Microchip ships engineering silicon for RT PolarFire radiation-hardened FPGA for space processing uses
CHANDLER, Ariz. – Microchip Technology Inc. in Chandler, Ariz., is shipping engineering silicon for its RT PolarFire radiation-hardened field-programmable gate array (FPGA) while the device is being qualified to spaceflight component reliability standards.
The RT PolarFire can enable designers to create hardware prototypes with the same electrical and mechanical performance that the space-qualified RT PolarFire FPGAs will provide for high-bandwidth on-orbit processing systems with low power consumption and the ability to withstand radiation effects in space.
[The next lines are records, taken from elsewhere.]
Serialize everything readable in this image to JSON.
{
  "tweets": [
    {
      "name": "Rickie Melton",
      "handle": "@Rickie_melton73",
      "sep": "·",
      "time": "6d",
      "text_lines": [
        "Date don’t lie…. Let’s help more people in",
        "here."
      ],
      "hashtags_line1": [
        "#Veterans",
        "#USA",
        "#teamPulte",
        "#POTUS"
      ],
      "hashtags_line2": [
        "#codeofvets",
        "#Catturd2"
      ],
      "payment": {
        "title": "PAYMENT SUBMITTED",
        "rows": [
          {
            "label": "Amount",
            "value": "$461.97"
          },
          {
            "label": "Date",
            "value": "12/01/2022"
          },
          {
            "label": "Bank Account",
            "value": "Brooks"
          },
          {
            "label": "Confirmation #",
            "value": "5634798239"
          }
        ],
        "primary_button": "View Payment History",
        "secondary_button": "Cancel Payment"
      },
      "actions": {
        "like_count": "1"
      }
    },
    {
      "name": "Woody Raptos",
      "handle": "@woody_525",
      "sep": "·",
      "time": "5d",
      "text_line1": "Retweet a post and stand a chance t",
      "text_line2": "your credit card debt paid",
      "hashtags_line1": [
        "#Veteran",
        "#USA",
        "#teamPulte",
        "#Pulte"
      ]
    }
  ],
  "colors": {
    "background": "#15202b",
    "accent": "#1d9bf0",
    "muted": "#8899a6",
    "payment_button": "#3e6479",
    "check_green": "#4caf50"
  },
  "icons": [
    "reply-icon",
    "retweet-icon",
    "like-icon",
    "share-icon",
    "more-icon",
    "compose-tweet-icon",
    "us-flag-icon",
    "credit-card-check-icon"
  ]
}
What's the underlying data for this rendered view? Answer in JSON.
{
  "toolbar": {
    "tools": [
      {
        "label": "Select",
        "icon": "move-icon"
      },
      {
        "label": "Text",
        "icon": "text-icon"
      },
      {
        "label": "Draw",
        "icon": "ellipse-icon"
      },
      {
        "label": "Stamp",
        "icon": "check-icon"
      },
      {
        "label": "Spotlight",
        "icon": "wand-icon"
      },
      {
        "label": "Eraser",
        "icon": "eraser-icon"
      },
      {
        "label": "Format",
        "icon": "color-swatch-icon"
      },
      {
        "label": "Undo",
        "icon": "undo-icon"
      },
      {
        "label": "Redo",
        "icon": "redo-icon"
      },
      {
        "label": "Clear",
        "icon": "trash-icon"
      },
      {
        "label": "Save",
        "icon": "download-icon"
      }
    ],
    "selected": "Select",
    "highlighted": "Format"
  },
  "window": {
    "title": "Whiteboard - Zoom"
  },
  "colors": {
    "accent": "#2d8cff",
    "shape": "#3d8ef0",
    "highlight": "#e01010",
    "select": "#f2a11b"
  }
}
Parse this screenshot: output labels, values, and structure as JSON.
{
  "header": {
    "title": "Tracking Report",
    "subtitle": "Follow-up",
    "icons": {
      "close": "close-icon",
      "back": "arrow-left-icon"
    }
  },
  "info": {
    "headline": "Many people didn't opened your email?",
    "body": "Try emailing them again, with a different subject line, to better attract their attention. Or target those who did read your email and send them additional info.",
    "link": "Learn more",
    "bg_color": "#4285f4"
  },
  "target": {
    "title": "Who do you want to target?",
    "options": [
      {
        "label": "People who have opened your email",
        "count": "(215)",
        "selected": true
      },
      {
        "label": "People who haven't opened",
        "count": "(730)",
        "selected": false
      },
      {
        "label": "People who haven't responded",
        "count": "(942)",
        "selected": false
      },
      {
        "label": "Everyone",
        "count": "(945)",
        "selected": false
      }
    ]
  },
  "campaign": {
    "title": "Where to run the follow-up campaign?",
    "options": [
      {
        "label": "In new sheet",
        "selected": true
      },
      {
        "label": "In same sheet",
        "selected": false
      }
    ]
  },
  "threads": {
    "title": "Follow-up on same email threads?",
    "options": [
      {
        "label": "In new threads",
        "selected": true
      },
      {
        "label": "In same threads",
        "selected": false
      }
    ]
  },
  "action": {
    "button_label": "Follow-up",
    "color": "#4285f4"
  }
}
Microchip is qualifying its RT PolarFire RTPF500T FPGA to MIL-STD-883 Class B, QML Class Q, and QML Class V -- the highest qualification and screening standard for monolithic integrated circuits in space.
Designed to survive a rocket launch and meet demanding performance needs in space, RT PolarFire FPGAs are for applications including high-resolution passive and active imaging, precision remote scientific measurement, multispectral and hyperspectral imaging, and object detection and recognition using neural networks.
These applications require high levels of operating performance and density, low heat dissipation, low power consumption and low system-level costs.
Microchip's RT PolarFire FPGAs increase computational performance so satellite payloads can transmit processed information rather than raw data and make optimal use of limited downlink bandwidth.
Related: The evolving world of radiation-hardened electronics
The devices offer performance, logic density, and serializer-deserializer (SERDES) bandwidth, enable system complexity, and withstand total ionizing dose exposure beyond the 100 kilorads.
The RT PolarFire RTPF500T FPGA engineering models are available in a hermetically sealed ceramic package with land grid, solder ball, and solder column termination options. They have development boards, Microchip's Libero software tool suite, and radiation data.